Rezidor's Senior is similarly impressed with government efforts to promote the destination. "The Government's tourism office is present at all the major travel shows, with a dedicated Egyptian stand," he notes.
Hilton's Torgoman continues: "The government is vigorously promoting Egypt's potential all over the world, and is now heavily investing in infrastructural development in order to accommodate and sustain the current influx and forecasted growth for the region.
"It has also has set up several initiatives to support the hospitality industry," she continues. "For instance, The Egyptian Tourism Federation has signed an agreement with the Cornell University, School of Hotel Administration to provide a variety of online learning courses, which give an internationally recognised certification for hospitality and foodservice professionals working at management and executive level. There's even a 50% discount to Egyptian executives looking to advance their skills - in fact we have two from our management team enrolled in a masters program," Torgoman comments.
ETF's Altaranissi adds that the Ministry has invested over EGP 66 million (US $12 billion) into various projects and training programmes, including a training centre of excellence for tourism bus drivers and a vocational training center complex for hospitality staff.
Such appealing development prospects have naturally secured the interest of numerous hotels including some of the biggest global names, along with a host of other companies.
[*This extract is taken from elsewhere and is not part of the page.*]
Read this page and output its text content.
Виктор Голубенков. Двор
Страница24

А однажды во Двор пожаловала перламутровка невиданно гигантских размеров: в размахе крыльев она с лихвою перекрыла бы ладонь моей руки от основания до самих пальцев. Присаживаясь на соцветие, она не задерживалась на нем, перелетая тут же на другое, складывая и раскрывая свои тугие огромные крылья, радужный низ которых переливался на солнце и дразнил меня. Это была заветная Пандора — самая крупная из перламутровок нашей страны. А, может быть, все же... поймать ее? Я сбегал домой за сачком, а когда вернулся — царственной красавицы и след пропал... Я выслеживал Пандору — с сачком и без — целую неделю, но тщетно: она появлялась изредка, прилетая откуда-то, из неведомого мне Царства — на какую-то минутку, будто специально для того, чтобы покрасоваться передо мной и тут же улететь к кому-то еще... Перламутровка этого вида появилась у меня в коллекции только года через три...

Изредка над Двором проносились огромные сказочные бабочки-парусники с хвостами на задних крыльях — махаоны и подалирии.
So what is Egypt's plan to sustain this growth and tourist interest?
ETF's Ayman Altaranissi says the key is to promote Egypt as a destination. "Our sand, sea, sun and fun tourism products are the most popular," he says. "And while these resort destinations witness a huge increase in statistics, we also continue to see a rise in cultural tourism, and visitors' experiencing the country's many other places of interest."
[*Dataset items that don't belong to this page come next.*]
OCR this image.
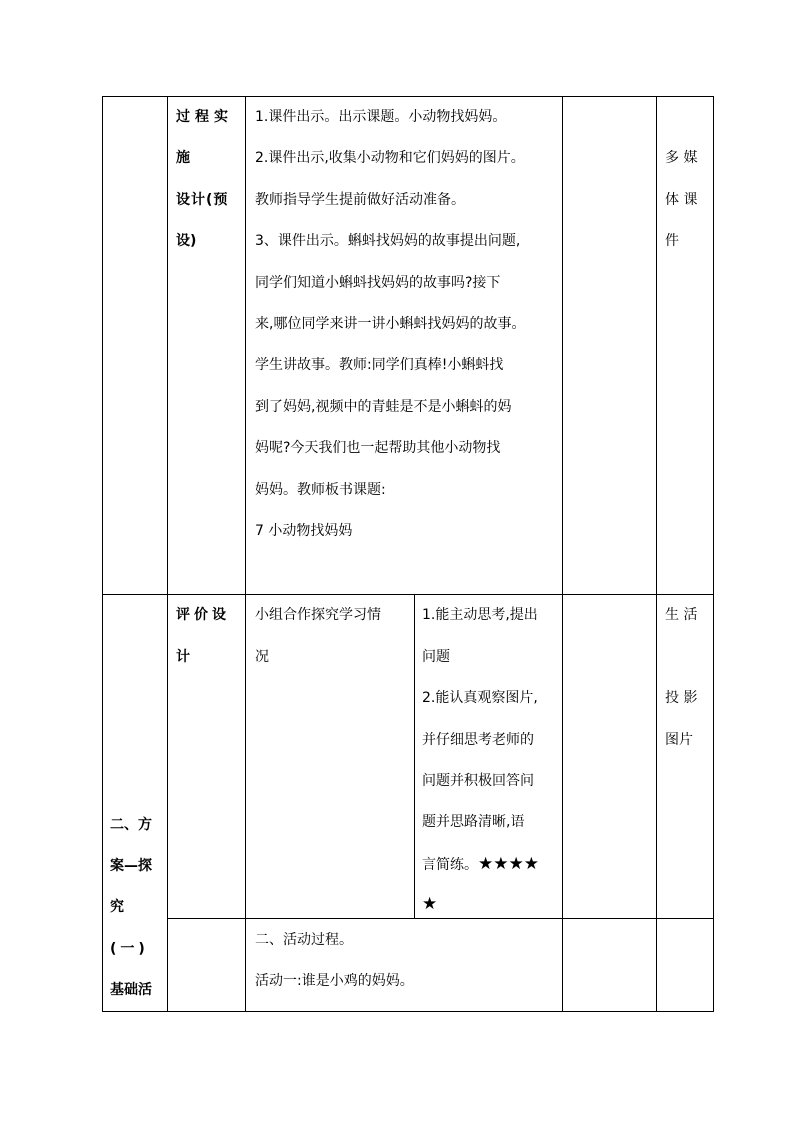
过程实
施
设计(预
设)
1.课件出示。出示课题。小动物找妈妈。
2.课件出示,收集小动物和它们妈妈的图片。
教师指导学生提前做好活动准备。
3、课件出示。蝌蚪找妈妈的故事提出问题,
同学们知道小蝌蚪找妈妈的故事吗?接下
来,哪位同学来讲一讲小蝌蚪找妈妈的故事。
学生讲故事。教师:同学们真棒!小蝌蚪找
到了妈妈,视频中的青蛙是不是小蝌蚪的妈
妈呢?今天我们也一起帮助其他小动物找
妈妈。教师板书课题:
7 小动物找妈妈
多 媒
体 课
件
二、方
案—探
究
(一)
基础活
评价设
计
小组合作探究学习情
况
1.能主动思考,提出
问题
2.能认真观察图片,
并仔细思考老师的
问题并积极回答问
题并思路清晰,语
言简练。★★★★
★
生 活
投 影
图片
二、活动过程。
活动一:谁是小鸡的妈妈。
The company's chairman, El-Nahas, adds: "The Minister of Tourism, being a man from the trade, has placed great emphasis on training in order to improve service standards in all sectors of the tourism industry. For the last two years active training efforts have been underway in order to cover the need of staff for all the projects presently under construction."
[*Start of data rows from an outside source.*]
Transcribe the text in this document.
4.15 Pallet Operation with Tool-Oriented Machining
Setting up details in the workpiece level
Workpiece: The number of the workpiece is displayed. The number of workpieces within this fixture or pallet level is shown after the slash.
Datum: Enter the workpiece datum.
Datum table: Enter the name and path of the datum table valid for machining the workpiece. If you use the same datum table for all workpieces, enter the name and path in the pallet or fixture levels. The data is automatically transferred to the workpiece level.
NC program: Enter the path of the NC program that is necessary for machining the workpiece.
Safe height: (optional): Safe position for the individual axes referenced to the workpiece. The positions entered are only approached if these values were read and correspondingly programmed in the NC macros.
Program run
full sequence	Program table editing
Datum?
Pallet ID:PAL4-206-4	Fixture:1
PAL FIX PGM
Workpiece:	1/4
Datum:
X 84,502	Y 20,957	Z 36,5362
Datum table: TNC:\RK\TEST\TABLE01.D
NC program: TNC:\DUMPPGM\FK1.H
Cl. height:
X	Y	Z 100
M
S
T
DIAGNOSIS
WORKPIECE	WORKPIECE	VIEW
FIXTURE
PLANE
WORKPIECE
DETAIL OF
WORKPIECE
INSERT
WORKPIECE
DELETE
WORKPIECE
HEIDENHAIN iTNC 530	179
And the Egyptian Tourist Authority is presently working on a campaign to depict tourism facilities for an upper echelon of tourists from all over the world by promoting Egypt's luxury hotels, golf courses, and wellness spas.
"The plan is to offer new products in addition to cultural tourism and leisure tourism - then we hope to see a steady increase in tourist arrivals over the next few years."
It seems that Egypt has it all: natural beauty, enthralling history, decent - and steadily improving - facilities for business travellers and a wide range of quality hotels.
Most importantly though, it has captured public interest; and with the sterling efforts being made by the government, investors and the general population, this interest looks set to stay focused on Egypt.